Like most NFL kickers, Dan Bailey is a perfectionist.
A former Lou Groza winner from Oklahoma State, Bailey made all but two field goals last season with the Dallas Cowboys. Both misses were beyond 50 yards.
“My expectation is to make every one,” Bailey said in a telephone interview with The Oklahoman. “It's kind of like golf. You can go out and shoot the best round of your life but there will always be that putt you could have made or a shot that got away even if it didn't kill your round.
“There are some things you wish you could have back and do over. Last year was a good year but there's definitely room to improve. I missed two kicks. I'll do my best this year not to miss any. That's my goal.”
Since he joined the Cowboys as an undrafted free agent two years ago, Bailey ranks third in the NFL in field goal percentage. He's converted nearly 90 percent of his field goal attempts.
The stat that jumps out is how reliable Bailey has been inside 47 yards. Remarkably, Bailey has missed only one kick in two seasons. From 46 yards or closer, Bailey is 41-of-42 with Dallas.
“You could make a compelling argument he does his job as well as anybody does on this team,” coach Jason Garrett told the Dallas Morning News. “He's about as reliable a guy as I've been around kicking the football.
“He's about as professional a guy as I've been around. He's an outstanding athlete and is as cool as they come. He's made some big kicks for us. We are lucky to have him.”
The clutch factor is what sets Bailey apart.
Bailey's only miss inside 47 yards was his second game, a 21-yard chip shot two years ago at San Francisco. Bailey, though, nailed a 48-yarder with :00 left to tie the game, then won it in overtime.
Rafael Septien, who played nine seasons in Dallas, set the franchise record for game-winning field goals. Seven. Bailey has tied Septien's mark in two seasons.
Bailey has booted four overtime game-winners. In two of those wins, he nailed kicks late in regulation to force overtime. Bailey also has kicked two last-second, game-winners.
“It's a lot of fun. That's what you dream about,” Bailey said. “It's the pinnacle.”
Bailey was 29-of-31 last season. His two misses were a 51-yard kick against Baltimore and 54-yarder against Atlanta.
Some blamed the miss against the Ravens on Garrett and the offense. After recovering an onside kick, the Cowboys advanced to the 34-yard line but inexplicably allowed 20 seconds to run off the clock.
Wide receiver Dez Bryant briefly argued with an official. As precious seconds ticked off the clock, Garrett eventually called timeout with :06 left. It forced Bailey to attempt a win-or-lose 51-yarder instead of running another play to get Bailey into his automatic range. His kick sailed wide left.
Distance isn't an issue for Bailey. He's 5-of-9 on 50-yard attempts, 13-of-19 on attempts 45 yards or longer.
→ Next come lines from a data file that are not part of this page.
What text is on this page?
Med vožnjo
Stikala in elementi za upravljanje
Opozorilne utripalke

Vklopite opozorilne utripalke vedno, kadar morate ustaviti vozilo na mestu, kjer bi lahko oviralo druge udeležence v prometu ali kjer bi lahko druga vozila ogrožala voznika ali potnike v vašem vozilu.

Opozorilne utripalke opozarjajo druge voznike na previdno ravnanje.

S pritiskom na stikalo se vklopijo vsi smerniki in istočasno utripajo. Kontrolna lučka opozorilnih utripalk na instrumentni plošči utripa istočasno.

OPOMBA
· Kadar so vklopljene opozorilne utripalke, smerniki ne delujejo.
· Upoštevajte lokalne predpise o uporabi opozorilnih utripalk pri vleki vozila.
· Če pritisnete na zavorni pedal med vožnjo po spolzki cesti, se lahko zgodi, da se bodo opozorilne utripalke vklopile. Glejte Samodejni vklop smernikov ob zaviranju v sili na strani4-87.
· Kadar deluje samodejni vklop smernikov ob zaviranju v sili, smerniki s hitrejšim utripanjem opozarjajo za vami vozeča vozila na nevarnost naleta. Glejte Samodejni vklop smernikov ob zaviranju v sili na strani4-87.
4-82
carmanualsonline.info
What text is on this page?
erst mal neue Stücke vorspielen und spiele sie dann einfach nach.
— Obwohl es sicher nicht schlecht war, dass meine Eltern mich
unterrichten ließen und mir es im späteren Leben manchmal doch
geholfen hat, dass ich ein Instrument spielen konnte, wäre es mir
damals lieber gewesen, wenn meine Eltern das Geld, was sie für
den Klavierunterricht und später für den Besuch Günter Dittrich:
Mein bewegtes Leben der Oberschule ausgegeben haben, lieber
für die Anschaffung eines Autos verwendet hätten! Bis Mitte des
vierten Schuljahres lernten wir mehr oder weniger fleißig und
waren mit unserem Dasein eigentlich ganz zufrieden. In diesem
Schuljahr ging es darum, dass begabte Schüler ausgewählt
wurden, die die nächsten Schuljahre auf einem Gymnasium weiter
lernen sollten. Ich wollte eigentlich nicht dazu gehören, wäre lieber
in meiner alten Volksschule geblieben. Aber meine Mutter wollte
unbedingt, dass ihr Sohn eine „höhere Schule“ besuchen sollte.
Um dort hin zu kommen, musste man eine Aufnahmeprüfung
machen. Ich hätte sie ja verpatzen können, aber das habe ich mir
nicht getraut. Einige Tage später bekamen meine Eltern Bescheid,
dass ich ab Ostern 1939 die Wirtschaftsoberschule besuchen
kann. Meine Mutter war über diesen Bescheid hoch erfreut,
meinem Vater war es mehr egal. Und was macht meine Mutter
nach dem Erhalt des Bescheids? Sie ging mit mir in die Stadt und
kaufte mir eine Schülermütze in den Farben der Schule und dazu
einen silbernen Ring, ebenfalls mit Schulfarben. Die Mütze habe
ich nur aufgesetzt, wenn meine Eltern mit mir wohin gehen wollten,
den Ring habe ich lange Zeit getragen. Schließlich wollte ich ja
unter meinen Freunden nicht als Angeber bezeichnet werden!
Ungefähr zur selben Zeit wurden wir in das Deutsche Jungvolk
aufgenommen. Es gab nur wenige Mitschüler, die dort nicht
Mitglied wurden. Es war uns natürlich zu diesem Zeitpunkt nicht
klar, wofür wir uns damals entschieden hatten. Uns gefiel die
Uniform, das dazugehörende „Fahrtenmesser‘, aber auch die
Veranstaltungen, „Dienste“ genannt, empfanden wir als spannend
“For some reason the long kicks get a little more emphasis, not just from fans, but players and coaches,” Bailey said. “They're different than a 30-yarder in the second quarter but I try to approach each kick the same. I try to approach each kick like it's an extra point.”
At OSU, the Southwest Covenant product was 57-of-72 on field goals and 199-of-201 on PATs. He blossomed his senior year, converting 27-of-31 field goals.
After Bailey won an open competition in Dallas his rookie season, he signed a three-year $1.4 million deal that pays him $555,000 this season.
Bailey will be a restricted free agent this season and his future with the team is uncertain.
“The humbling thing about this league at any position is you know in the back of your head there are guys out there that want your job,” Bailey said. “It's a business. It's all about production. You have to do everything you can on and off the field.
“I'd love to play 10 or 15 years if I can, hopefully with the Dallas Cowboys. But just because it's my contract year doesn't make a difference. My mentality is to make every kick. All the other stuff is secondary. I just try to go out, have fun and try to help this team win games.”
The Cowboys have underachieved in recent years. Quarterback Tony Romo at times can produce eye-popping stats but his resume lacks playoff credentials. Romo often is criticized for mistakes he's made late in games.
“We don't pay attention to any of that,” Bailey said. “We're with him every day. He's a good leader, a down-to-earth guy. He's a great competitor who wants to win. He has a lot of experience. He's very knowledgeable. He's a great quarterback.
“The bottom line is we've been an 8-8 team the past two years. We've done some good things but there are things we can improve on, little things like penalties that can bite you. Everybody feels good. We're excited about what we can accomplish this season.”
If the Cowboys need a last-minute, game-winning field goal, Bailey is confident he can deliver like he's done seven times his first two seasons.
“Those situations have come up a lot,” Bailey said. “If it happens again, fortunately I've been there before. Those are the ones you dream about. As a kicker, you live for those moments. But my goal is to make every kick.”